Серафима Григорьевна сморгнула слезу и кашлянула.
– Как, бывало, увидим ее, – продолжала Серафима Григорьевна, – как только еще издали завидим ее, все бежим и кричим: «Мама наша идет! Родная идет!»—совсем как галченята.
Серафима Григорьевна не совладела со слезой и должна была отвернуться.

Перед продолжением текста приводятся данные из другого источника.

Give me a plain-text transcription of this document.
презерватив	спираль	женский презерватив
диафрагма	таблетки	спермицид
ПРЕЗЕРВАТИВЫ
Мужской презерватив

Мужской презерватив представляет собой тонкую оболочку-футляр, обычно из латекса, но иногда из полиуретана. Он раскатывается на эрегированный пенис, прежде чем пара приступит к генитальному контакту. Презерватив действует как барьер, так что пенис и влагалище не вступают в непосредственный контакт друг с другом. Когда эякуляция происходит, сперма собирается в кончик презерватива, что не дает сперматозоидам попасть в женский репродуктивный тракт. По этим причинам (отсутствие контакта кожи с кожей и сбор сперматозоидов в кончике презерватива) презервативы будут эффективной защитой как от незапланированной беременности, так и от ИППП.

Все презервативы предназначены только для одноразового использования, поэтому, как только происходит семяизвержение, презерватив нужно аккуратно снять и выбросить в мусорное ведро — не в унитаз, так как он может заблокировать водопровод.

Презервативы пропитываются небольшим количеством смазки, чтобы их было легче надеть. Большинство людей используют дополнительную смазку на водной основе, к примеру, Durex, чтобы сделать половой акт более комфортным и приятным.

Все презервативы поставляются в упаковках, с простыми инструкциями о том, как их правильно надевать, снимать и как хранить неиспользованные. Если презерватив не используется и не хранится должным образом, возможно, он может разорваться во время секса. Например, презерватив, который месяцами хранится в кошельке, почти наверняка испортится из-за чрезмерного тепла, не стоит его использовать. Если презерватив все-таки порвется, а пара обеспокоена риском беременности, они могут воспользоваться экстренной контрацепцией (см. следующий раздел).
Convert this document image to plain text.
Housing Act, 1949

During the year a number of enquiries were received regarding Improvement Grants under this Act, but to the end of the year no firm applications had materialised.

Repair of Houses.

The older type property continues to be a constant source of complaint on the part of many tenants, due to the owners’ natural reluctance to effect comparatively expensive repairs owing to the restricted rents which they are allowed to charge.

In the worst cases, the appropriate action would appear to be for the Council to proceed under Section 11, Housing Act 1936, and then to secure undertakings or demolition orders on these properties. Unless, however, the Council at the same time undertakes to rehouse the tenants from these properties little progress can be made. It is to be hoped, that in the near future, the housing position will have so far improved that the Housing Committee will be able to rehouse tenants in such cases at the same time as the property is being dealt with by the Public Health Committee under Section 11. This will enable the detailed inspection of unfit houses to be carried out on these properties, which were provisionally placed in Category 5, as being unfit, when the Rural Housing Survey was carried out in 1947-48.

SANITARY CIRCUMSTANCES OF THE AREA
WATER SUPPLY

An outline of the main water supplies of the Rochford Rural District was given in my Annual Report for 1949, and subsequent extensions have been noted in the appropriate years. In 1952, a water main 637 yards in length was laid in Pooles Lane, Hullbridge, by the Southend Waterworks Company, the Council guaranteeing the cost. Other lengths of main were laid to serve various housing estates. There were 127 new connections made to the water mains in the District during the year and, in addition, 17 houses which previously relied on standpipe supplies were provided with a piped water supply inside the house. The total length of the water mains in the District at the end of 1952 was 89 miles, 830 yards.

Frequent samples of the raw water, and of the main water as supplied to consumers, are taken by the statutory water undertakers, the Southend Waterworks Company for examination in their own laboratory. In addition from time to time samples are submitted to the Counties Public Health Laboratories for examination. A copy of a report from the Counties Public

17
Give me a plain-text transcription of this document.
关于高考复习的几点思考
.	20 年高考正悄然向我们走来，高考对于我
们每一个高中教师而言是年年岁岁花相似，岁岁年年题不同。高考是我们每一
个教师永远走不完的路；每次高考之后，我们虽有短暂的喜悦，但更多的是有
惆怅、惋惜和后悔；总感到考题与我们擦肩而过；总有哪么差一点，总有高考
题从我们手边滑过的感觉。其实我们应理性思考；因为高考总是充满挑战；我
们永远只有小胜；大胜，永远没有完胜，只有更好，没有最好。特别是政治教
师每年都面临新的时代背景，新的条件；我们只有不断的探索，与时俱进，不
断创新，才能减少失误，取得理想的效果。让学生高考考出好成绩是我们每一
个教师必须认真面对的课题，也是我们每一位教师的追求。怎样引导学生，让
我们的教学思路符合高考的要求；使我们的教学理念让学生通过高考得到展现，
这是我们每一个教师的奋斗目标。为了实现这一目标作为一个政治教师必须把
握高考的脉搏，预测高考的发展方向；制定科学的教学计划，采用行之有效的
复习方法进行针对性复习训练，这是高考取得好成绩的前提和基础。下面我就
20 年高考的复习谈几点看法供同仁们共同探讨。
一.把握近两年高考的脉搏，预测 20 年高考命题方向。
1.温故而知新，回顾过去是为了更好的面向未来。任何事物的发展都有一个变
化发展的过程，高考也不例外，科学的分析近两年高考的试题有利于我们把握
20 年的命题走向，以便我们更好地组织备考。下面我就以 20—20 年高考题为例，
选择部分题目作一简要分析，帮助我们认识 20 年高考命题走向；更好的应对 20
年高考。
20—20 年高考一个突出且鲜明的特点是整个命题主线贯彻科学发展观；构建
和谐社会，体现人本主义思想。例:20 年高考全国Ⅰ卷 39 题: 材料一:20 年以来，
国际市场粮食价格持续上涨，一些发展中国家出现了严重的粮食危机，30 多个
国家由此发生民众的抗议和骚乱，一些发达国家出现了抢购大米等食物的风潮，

– Это прекрасно все, – начала тихо Стугина, – только героизма-то все-таки тут никакого нет. Бабки наши умели терпеть, как им ноздри рвали и руки вывертывали, а тут—что ж тут такого, скажите на милость?.. Еще бы в несчастии бросить!
– А ведь бросают же, княгиня, – возразила, поворачиваясь, Серафима Григорьевна.
– Приказничихи или поповны, очень может быть – не стану спорить.
– Ну, нет, княгиня, я знаю… я вот теперь слышала про одну, совсем не приказничиху, а…
– Ах, помилуйте, ma chere Серафима Григорьевна! Не знаю, кого вы такую знаете, или про кого слышали; но во всяком случае, если это не приказничиха, так какая-нибудь другая personne meprisabie, о которой все-таки говорить не стоит.
Серафима Григорьевна помолчала и потом, смакуя каждое свое слово, произнесла:
– А я, как вы хотите, все опять к княжне Агриппине. Как там хотите говорите, ну, а все… из этакой роскоши… из света… и в какую-то дымную юрту… Ужасно!
– Вы это так говорите, как будто бы вы сами не пошли бы ни за что?
– Ах, нет; боже меня сохрани! Не дай бог такого несчастья; но, разумеется, пошла бы.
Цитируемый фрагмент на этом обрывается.